What does it say about the vociferous opposition party that it now says it is prepared to stand alongside a former ZANU-PF stalwart and vice-president? How will its supporters react?

In Zimbabwe, however, there are added complications arising from the fact that the hostile political climate also stretches to relations between some opposition parties. The MDC-T, for example, has used polarising rhetoric not just to condemn the ruling party, but also to criticise the opposition groups that emerged from a split in 2005. Tsvangirai’s faction branded this MDC breakaway as “sell outs” and “traitors”.

This rhetoric made attempts at a rapprochement in 2008 and 2013 more difficult. It will also make joining forces trickier ahead of 2018, especially given that many opposition groups have splintered even further since then. The PDP, for example, is the result of another split in the MDC-T from when Tendai Biti walked out in 2014. And the ZRD is the result of fissure in the PDP.

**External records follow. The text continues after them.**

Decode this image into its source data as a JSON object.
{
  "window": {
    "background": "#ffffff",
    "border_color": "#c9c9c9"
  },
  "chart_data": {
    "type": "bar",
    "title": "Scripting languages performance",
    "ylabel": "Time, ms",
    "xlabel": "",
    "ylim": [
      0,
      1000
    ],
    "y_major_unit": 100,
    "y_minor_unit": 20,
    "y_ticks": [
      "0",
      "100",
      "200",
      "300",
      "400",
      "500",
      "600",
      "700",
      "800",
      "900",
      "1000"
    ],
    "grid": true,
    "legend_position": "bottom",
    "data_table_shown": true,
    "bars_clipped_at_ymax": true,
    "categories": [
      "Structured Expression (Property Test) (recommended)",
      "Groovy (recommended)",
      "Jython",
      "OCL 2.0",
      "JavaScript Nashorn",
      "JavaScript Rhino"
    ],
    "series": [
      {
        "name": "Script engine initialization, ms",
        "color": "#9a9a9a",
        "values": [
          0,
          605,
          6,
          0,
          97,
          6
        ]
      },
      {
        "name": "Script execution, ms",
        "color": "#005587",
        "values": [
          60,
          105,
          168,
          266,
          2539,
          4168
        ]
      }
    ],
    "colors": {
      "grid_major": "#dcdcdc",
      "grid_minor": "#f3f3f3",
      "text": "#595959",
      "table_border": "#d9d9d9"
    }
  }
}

It can be difficult to build stable and effective structures when so many bridges have been burned.

The main hurdle at which most opposition coalitions fall is in picking its leader. This contest is often keenly fought, particularly since the benefits of the presidency are so great in most African countries.

The decision of who should be the figurehead is least contentious when there are recent and reliable indicators of party strength, such as the results of parliamentary by-elections. With this data, it is more straightforward to work out which candidate has the most recognition and support.

However, this kind of information doesn’t guarantee an easy process. In Zambia, for example, the opposition UPND won a series of unexpected by-elections victories between 2011 and 2016. Its candidate Hakainde Hichilema also garnered 46.7% of the vote in the 2015 presidential by-election, losing by just 27 000 votes.

Nevertheless in 2016, when the UPND tried to form a coalition with opposition leader Edith Nawakwi – who got 0.9% in 2015 – Nawakwi insisted that she should lead the alliance. She said that she had supported Hichilema in a 2006 coalition and that now it was his turn to support her. The parties went their separate ways.

In Uganda 2016, the choice of who should head up the coalition was also a source of disagreement and ended up breaking apart the alliance. In this instance, the uncertainty over the relative popularity of the two potential candidates made it harder to judge who would be the best-placed candidate.

The FDC’s Kizza Besigye had the broadest national reach and most organised structures, but had not surpassed 37% in three previous presidential runs. Meanwhile, former PM Mbabazi was an unknown quantity as an opposition figure, but was well-known nationally and had insider knowledge about the ruling party’s election strategies. When Mbabazi was chosen, the FDC refused to back him and left, leading to the breakdown of the coalition.